Execution Trace Replay (et_replay)

et_replay is a tool designed for replaying Chakra Execution Traces (ET) from machine learning models.

Installation

To install param, use the following commands:

$ git clone --recurse-submodules [email protected]:facebookresearch/param.git
$ conda create -n param python=3.8.0
$ conda activate param
$ cd param
$ pip3 install -r requirements.txt
$ cd train/comms/pt/
$ pip3 install .
$ cd -
$ cd train/compute/python/
$ pip3 install -r requirements.txt
$ pip3 install .
$ cd -

Running et_replay

To use et_replay, execution traces are required. Start by collecting an execution trace using the command below. This command runs a benchmark with specific configurations and enables execution tracing.

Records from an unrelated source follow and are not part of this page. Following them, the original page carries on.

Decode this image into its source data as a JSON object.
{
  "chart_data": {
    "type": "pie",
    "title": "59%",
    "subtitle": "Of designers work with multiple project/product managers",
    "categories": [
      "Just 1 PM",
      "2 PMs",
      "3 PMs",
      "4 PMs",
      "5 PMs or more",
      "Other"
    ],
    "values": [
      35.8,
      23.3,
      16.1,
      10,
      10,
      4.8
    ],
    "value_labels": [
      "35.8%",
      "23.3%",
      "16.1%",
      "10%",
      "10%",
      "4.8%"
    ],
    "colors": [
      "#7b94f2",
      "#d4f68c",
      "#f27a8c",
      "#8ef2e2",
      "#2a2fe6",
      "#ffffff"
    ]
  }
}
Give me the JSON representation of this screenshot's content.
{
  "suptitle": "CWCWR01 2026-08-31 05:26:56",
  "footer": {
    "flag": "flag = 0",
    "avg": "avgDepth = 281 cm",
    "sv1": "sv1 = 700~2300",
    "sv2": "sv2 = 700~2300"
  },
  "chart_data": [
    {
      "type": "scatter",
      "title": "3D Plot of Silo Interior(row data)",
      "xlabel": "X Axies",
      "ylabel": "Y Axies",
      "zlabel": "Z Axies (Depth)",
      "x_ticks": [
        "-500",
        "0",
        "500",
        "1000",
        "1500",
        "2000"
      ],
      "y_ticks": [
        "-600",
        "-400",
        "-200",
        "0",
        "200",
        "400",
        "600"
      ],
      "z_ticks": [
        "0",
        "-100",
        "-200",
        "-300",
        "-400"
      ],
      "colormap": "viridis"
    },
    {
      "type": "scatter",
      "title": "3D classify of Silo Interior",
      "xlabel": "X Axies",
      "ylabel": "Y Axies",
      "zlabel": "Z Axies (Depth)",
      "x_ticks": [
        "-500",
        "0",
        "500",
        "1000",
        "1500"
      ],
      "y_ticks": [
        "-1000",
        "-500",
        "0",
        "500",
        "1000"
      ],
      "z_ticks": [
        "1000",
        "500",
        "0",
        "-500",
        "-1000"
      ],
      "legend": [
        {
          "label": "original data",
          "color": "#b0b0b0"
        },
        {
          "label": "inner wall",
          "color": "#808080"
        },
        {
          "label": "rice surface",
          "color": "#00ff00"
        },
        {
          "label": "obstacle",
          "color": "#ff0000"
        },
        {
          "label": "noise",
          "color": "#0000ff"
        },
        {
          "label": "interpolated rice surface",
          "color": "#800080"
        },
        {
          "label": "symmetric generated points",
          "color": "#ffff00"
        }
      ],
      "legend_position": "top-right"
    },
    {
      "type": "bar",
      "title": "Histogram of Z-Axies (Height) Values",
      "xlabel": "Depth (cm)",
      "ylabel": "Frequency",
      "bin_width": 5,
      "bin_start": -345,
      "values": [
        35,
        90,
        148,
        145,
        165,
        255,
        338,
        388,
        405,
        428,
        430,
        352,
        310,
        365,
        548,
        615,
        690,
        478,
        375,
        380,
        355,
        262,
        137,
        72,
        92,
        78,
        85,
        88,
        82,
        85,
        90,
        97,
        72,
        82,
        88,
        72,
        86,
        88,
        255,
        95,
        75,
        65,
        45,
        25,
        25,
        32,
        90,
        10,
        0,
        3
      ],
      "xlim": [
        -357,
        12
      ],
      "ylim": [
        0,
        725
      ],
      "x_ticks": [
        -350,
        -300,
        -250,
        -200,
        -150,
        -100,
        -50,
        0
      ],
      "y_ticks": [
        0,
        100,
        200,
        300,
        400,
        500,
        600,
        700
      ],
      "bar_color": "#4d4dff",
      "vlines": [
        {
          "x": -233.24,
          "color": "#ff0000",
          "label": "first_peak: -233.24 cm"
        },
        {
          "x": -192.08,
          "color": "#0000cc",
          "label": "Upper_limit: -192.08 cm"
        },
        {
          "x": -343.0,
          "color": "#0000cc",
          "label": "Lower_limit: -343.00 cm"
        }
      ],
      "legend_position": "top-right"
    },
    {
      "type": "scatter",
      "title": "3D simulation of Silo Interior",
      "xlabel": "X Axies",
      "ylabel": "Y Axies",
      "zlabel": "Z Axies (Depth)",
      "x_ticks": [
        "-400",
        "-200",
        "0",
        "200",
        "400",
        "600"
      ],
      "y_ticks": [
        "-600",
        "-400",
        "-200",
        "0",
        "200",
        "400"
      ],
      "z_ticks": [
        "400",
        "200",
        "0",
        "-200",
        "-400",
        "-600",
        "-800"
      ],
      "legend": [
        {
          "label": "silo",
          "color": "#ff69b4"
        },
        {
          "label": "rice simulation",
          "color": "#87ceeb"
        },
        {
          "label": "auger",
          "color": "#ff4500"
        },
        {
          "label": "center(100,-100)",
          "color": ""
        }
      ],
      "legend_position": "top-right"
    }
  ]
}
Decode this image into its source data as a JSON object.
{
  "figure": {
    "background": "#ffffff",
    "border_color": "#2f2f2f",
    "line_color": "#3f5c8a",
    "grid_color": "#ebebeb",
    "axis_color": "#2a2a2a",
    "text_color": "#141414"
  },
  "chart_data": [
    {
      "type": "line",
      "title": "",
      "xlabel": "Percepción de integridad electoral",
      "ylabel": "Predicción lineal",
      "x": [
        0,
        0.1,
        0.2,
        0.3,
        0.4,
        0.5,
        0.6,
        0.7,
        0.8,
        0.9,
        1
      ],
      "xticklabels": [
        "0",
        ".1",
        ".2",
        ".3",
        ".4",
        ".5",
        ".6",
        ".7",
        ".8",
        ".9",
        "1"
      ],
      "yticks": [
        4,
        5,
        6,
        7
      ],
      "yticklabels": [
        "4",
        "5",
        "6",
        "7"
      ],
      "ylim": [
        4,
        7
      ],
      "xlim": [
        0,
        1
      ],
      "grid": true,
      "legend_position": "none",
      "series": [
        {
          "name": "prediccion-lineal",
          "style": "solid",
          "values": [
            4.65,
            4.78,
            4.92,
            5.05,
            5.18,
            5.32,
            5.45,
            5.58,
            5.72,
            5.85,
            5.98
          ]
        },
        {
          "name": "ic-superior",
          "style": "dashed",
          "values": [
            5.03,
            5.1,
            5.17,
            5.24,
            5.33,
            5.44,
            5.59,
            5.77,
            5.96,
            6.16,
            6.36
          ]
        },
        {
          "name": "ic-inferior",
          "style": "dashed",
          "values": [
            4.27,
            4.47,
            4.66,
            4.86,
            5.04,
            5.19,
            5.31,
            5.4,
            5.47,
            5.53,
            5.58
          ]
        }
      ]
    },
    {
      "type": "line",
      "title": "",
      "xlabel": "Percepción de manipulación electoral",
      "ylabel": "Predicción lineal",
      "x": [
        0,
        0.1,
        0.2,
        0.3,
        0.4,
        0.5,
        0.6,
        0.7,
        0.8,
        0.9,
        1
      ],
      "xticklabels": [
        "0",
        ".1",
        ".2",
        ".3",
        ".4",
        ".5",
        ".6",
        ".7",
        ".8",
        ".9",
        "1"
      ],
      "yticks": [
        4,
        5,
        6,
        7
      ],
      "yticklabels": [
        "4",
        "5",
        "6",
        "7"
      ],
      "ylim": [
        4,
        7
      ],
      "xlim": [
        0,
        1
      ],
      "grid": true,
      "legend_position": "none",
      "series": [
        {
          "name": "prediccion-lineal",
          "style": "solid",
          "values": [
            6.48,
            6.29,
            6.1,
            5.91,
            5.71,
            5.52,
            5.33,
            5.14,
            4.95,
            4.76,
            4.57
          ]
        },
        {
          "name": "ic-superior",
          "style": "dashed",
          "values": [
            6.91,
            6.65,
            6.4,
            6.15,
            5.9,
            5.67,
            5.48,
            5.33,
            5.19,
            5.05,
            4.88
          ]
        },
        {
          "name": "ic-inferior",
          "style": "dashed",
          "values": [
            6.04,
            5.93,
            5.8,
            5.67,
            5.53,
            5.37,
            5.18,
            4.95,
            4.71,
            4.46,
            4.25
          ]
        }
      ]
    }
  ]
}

$ python -m param_bench.train.compute.python.pytorch.run_benchmark -c train/compute/python/examples/pytorch/configs/simple_add.json --et

After collecting the trace, replay it with the following command. Set the warm-up iteration count to at least 1 to exclude tensor transfer time to GPUs.

$ python -m param_bench.train.compute.python.tools.et_replay --input <trace_path> --warmup-iter 10 --iter 50 --compute --profile-replay

Note: When analyzing performance values from et_replay, refer to the collected Kineto traces rather than the execution time reported by et_replay. Kineto traces are only collected when --profile-replay is provided.